Então as pessoas vêm aqui para continuar vivendo? Eu preferiria ter pensado que alguém morre aqui. Eu saí. Já vi hospitais. Já vi um homem cambalear e cair. As pessoas aglomeraram-se em torno dele e assim me impediram de ver o resto. Eu vi uma mulher grávida. Ele se arrastava pesadamente por uma parede alta e quente e se tocava de vez em quando, como se quisesse se convencer de que ainda estava ali. Sim, lá estava. E atrás do muro? Olhei no meu mapa: Maison d’accouchement. Bom. Ela vai dar à luz, isso é natural. Mais adiante, a rue Saint-Jacques, um grande edifício com cúpula. O mapa indica: Val de Grâce, Hôpital militaire. Eu certamente não precisava saber, mas não faz mal, a rua está começando a exalar odores por toda parte. Até onde se pode distinguir, cheira a iodofórmio, a gordura de fritas, a angústia. Todas as cidades cheiram no verão. Então vi acima da porta uma inscrição ainda bastante legível: Asyle de nuit. Os preços estavam escritos ao lado da porta. Eu os li. Eles não eram caros.

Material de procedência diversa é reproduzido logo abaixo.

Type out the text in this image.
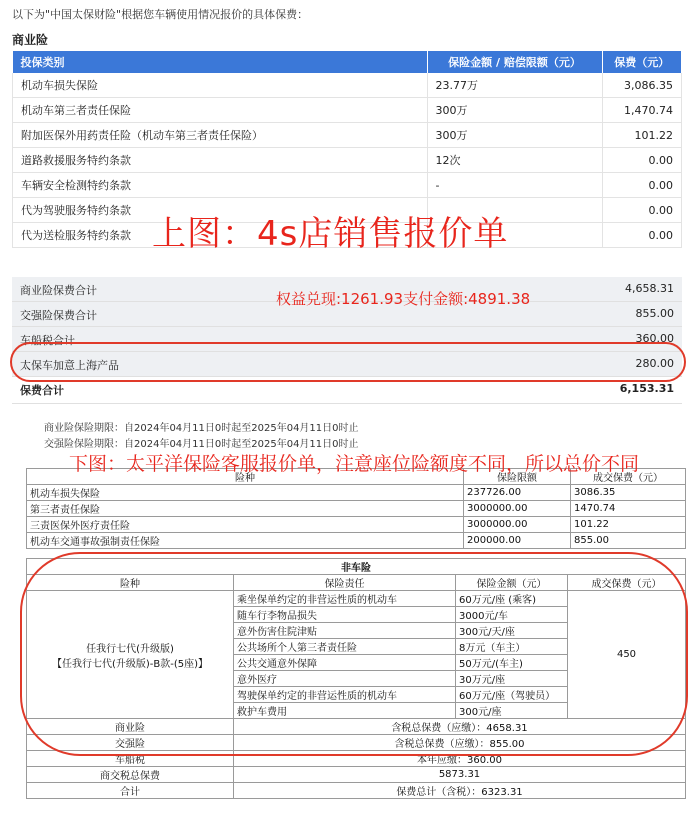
以下为"中国太保财险"根据您车辆使用情况报价的具体保费：
商业险
投保类别	保险金额 / 赔偿限额（元）	保费（元）
机动车损失保险	23.77万	3,086.35
机动车第三者责任保险	300万	1,470.74
附加医保外用药责任险（机动车第三者责任保险）	300万	101.22
道路救援服务特约条款	12次	0.00
车辆安全检测特约条款	-	0.00
代为驾驶服务特约条款		0.00
代为送检服务特约条款		0.00
商业险保费合计	4,658.31
交强险保费合计	855.00
车船税合计	360.00
太保车加意上海产品	280.00
保费合计	6,153.31
上图：4s店销售报价单
权益兑现:1261.93支付金额:4891.38
商业险保险期限：自2024年04月11日0时起至2025年04月11日0时止
交强险保险期限：自2024年04月11日0时起至2025年04月11日0时止
险种	保险限额	成交保费（元）
机动车损失保险	237726.00	3086.35
第三者责任保险	3000000.00	1470.74
三责医保外医疗责任险	3000000.00	101.22
机动车交通事故强制责任保险	200000.00	855.00
非车险			
险种	保险责任	保险金额（元）	成交保费（元）

任我行七代(升级版)
【任我行七代(升级版)-B款-(5座)】	乘坐保单约定的非营运性质的机动车	60万元/座 (乘客)	450
	随车行李物品损失	3000元/车	
	意外伤害住院津贴	300元/天/座	
	公共场所个人第三者责任险	8万元（车主）	
	公共交通意外保障	50万元/(车主)	
	意外医疗	30万元/座	
	驾驶保单约定的非营运性质的机动车	60万元/座（驾驶员）	
	救护车费用	300元/座	
商业险	含税总保费（应缴）：4658.31		
交强险	含税总保费（应缴）：855.00		
车船税	本年应缴：360.00		
商交税总保费	5873.31		
合计	保费总计（含税）：6323.31		
下图：太平洋保险客服报价单，注意座位险额度不同，所以总价不同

Depois? Já vi uma criança num carrinho parado: era gorda, esverdeada e tinha uma erupção bem visível na testa. Parecia que ele já estava se curando e que não doía. A criança dormia de boca aberta, respirando iodofórmio, “pommes fritas”, medo. Foi assim que foi e nada mais. O importante era que se vivesse. Sim, isso era o importante.